If thrash is your subgenre of choice, don’t miss out.
LAB Records, Ltd.
Hello. Chris here. I’m identifying myself in order to avoid implicating Dave in what follows. Because I don’t know a lot about VUKOVI. I don’t know how they’re seen by the world outside the four walls around me at this moment. I don’t know if it’s supposed to be embarrassing to like them. And I don’t care, because I’m in love. In love with this angular, oddball power-pop. In love with a debut album packed to the gills with kooky originality and wall-to-wall bangers. From singles ‘La Di Da’ and ‘Boy George’ to the more circumspect sound of ‘Colour Me In’ via the superb ‘I’m Wired’ and ‘Target Practice’, VUKOVI is gorgeous.
Long Branch Records
In Droves is the new album from San Francisco alternative outfit Black Map. It skirts the borders of prog metal but it’s easily penetrable, offering punchy and occasionally aggressive music wrapped up in deftly crafted little packages like ‘Run Rabbit Run’ and ‘Foxglove’. We like an awful lot of heavy music round these parts but it’s nice to know there’s still a place for clever, clear, abstract and audible lyrics.
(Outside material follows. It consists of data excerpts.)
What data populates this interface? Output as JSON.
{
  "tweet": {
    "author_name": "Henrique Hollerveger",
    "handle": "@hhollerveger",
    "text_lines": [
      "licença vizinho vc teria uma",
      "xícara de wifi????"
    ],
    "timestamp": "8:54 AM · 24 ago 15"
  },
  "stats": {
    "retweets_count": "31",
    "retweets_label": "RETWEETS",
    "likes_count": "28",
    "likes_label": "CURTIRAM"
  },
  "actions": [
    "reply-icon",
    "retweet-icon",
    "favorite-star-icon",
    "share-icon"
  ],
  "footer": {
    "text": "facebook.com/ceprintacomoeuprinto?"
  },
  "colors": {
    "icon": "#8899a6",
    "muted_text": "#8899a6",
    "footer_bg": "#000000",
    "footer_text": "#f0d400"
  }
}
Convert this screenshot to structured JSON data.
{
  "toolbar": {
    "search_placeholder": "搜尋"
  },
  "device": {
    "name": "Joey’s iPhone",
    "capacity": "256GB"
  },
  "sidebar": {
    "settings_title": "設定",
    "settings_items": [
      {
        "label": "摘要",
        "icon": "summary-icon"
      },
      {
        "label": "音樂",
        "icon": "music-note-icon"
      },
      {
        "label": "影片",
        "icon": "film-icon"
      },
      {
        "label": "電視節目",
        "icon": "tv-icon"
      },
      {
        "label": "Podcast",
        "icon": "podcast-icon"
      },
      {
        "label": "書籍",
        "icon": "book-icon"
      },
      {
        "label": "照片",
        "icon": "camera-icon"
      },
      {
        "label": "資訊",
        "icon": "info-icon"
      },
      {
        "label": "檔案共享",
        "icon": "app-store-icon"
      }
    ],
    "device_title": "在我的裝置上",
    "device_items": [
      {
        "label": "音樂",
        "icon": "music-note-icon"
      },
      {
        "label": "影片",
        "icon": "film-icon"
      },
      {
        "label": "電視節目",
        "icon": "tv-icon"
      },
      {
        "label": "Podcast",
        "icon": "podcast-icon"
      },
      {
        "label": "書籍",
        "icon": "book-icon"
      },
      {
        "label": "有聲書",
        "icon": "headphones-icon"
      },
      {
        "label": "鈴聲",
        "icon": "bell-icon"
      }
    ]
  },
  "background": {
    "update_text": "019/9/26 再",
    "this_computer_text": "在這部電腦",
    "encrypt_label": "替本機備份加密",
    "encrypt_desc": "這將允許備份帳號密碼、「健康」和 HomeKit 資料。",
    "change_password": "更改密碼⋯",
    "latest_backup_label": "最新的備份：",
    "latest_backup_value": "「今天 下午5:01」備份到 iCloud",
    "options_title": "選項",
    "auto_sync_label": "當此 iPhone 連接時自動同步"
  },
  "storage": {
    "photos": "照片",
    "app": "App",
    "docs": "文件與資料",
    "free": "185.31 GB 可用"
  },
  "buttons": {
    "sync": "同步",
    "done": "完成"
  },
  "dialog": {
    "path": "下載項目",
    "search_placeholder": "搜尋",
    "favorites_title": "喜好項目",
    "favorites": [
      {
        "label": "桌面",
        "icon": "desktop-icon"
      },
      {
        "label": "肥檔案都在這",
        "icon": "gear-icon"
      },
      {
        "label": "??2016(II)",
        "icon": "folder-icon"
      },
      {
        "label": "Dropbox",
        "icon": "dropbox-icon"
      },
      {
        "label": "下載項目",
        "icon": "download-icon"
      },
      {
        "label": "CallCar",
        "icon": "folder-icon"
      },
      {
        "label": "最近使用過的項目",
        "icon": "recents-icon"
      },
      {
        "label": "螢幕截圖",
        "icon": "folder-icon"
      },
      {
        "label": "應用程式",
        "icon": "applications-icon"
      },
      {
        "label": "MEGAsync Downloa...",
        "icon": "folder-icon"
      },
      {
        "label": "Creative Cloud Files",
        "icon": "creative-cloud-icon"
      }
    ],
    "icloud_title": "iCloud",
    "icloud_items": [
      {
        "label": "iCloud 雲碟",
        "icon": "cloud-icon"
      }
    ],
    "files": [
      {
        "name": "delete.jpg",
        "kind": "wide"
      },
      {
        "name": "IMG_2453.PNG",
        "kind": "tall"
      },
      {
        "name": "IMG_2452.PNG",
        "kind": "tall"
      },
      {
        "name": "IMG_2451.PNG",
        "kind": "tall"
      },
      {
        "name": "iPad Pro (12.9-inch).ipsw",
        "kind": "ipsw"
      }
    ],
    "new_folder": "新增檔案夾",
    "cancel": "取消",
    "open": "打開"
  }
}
That’s what this masterful record has in its arsenal and it uses its weaponry to the fullest. The playing is fantastic and the hooks, not least in ‘Dead Ringer’, are undeniable. They get a good old chug going in ‘Octavia’ too, and it’s in that song that Black Map’s ability to turn a short song into an expansive composition is at its finest.
Some bands need no introduction. Having been around in one form or another since 1984, the mere mention of Obituary inspires thoughts of death metal’s pioneering sound. This self-titled album is their tenth, and the first since we’ve been reviewing albums for This Decay. There’s not a lot that’s new here, but with thrashy riffs, poisonous vocals and guitar solos as rippin’ as the one in ‘Sentence Day’, there’s also not a lot that can go wrong on Obituary’s turf. ‘A Lesson In Vengeance’ introduces a lovely, satisfying stomp, and Obituary never really lets up. We’ve seen this described as a “meat and potatoes” death metal record, and, to an extent, it is. But with riffs like these, we’d swim in mash without being asked twice.